Location
- 15 Alexander Street Dundee, DD3 7DL Scotland 56°28′06″N 2°58′17″W﻿ / ﻿56.468281°N 2.971475°W

Information
- Type: Primary school
- Local authority: Dundee City Council
- Head teacher: Jennifer Heffell
- Gender: Mixed
- Feeder to: Morgan Academy

= Rosebank Primary School =

Rosebank Primary School is a co-educational non-denominational primary school situated in the Hilltown area of Dundee, Scotland. Managed by Dundee City Council, the school provides education for children living just north of the city centre.

== Overview and campus ==
Since August 2018, Rosebank has operated from the purpose-built Coldside Campus on Alexander Street. The £16 million modern facility is a shared educational site, jointly housing Rosebank alongside Our Lady's RC Primary School and the Frances Wright Nursery School.

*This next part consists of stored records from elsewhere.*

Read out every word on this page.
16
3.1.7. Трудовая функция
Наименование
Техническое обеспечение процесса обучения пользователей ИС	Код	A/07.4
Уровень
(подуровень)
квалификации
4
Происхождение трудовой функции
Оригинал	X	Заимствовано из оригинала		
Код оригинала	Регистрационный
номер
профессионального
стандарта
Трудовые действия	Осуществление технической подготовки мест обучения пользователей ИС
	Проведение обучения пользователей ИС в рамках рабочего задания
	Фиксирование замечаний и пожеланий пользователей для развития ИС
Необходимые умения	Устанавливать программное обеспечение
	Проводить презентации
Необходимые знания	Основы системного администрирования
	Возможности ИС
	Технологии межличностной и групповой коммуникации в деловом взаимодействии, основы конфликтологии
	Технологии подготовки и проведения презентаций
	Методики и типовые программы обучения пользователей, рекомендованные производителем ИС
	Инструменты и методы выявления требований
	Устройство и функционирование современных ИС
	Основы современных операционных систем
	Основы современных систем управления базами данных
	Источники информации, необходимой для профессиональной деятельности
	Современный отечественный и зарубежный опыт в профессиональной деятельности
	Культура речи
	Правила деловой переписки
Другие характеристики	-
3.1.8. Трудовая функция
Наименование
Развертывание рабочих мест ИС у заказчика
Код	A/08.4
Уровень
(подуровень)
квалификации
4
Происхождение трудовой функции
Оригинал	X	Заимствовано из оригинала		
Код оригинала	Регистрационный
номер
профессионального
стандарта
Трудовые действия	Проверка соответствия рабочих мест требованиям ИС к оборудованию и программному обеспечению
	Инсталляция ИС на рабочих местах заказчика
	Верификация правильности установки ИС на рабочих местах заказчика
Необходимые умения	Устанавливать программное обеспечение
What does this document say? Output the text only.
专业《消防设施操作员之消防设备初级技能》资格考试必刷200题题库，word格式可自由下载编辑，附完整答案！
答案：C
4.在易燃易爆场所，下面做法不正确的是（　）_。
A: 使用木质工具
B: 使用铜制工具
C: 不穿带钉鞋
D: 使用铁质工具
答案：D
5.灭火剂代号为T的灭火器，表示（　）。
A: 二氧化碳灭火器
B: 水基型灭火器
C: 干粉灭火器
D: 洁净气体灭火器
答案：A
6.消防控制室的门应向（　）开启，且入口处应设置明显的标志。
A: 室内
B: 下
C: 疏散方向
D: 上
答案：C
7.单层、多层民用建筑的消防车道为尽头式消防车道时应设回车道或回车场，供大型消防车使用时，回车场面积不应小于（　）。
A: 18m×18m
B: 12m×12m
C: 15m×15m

The school places a heavy focus on pupil wellbeing and inclusive education. In late 2022, Rosebank achieved national recognition when it became the first mainstream school in Scotland to receive autism accreditation. The school was presented with the Autism Inclusion Award by the National Autistic Society, acknowledging its implementation of sensory areas, specialised staff training, and an inclusive playground environment tailored specifically for autistic pupils.

== Secondary cluster ==
Upon completing Primary 7, pupils at Rosebank transition to Morgan Academy for their secondary education. The primary school coordinates with Morgan Academy staff to run combined academic and social transition sessions throughout the final year to prepare pupils for the move into S1.